130+ ecommerce teams were waiting. PEAK was coming. The Director was out of moves.
Weekly 1:1s with every team member clarified the real issue: the team wasn’t the problem, the conditions were. The conflict between the two leaders had become the center of gravity. Everything else — the work, the deadline, the downstream teams depending on them — had become secondary.
I shifted the center of gravity. I created a shared mission: the 130+ ecommerce teams are our customer. Not an abstract org goal — a specific, named group of people depending on us to deliver.
Then I made that commitment public. I ran training sessions at both Gap HQ and Pleasanton and personally worked with all 130+ ecommerce teams to ensure attendance and buy-in. Once those teams were engaged and expecting delivery, non-delivery became socially and operationally unacceptable. The leaders’ disagreement didn’t disappear — it just became harder to sustain than the work in front of them. They found enough common ground to start building again.
PEAK weekend observability ran 100% on the new platforms.
The CTO and CIO had full dashboard visibility across the entire event — something that had never existed at Gap before. All 130+ ecommerce teams — plus the DevOps infrastructure teams — had live dashboards to catch issues before they became incidents. Zero loss of visibility during the cutover.
My last day was the Tuesday after Cyber Monday.
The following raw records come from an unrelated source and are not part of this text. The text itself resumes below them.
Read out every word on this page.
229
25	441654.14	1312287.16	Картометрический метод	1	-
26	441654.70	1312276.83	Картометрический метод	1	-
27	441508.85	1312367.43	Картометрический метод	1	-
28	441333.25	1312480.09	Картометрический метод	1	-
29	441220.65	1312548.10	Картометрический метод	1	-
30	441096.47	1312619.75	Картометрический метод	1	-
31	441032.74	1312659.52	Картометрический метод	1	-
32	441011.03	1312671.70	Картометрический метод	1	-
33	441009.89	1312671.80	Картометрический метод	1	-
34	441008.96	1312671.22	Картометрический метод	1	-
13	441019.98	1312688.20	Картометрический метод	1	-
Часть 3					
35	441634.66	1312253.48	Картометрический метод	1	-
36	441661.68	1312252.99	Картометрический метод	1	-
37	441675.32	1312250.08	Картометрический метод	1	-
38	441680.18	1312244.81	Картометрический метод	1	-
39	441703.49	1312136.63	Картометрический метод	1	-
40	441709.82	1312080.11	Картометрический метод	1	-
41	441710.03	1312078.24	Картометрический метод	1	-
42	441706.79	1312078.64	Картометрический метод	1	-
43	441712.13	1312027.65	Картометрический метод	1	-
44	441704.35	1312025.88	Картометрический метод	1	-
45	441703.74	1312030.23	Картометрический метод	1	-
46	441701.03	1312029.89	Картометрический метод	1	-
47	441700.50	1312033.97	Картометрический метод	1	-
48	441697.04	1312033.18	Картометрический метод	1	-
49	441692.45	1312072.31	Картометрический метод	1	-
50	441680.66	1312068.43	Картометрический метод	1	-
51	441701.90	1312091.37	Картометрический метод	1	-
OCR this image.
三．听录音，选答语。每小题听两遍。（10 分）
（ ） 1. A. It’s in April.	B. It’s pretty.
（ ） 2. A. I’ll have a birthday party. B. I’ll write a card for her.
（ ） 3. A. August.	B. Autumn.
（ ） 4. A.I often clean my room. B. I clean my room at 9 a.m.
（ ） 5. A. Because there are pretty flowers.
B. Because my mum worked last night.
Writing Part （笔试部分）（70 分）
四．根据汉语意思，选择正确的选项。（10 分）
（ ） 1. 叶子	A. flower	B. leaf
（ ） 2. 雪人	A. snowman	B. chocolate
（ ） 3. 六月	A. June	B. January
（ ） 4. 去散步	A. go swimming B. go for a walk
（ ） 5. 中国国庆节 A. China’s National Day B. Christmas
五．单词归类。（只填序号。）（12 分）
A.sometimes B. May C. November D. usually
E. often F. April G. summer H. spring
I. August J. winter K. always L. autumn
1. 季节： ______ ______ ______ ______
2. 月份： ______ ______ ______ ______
“I was very fortunate to have Seemant as my first product hire who spanned across four distinct spaces — cloud infra, application infra, build & deploy tooling, and telemetry. Seemant was trusted by his teams as well as stakeholders to lead the org in an entirely new product direction that culminated in empowering dev teams to operate much more independently and delivering solutions that significantly improved dev velocity. I genuinely miss working with Seemant, and would work with him again in a heartbeat.”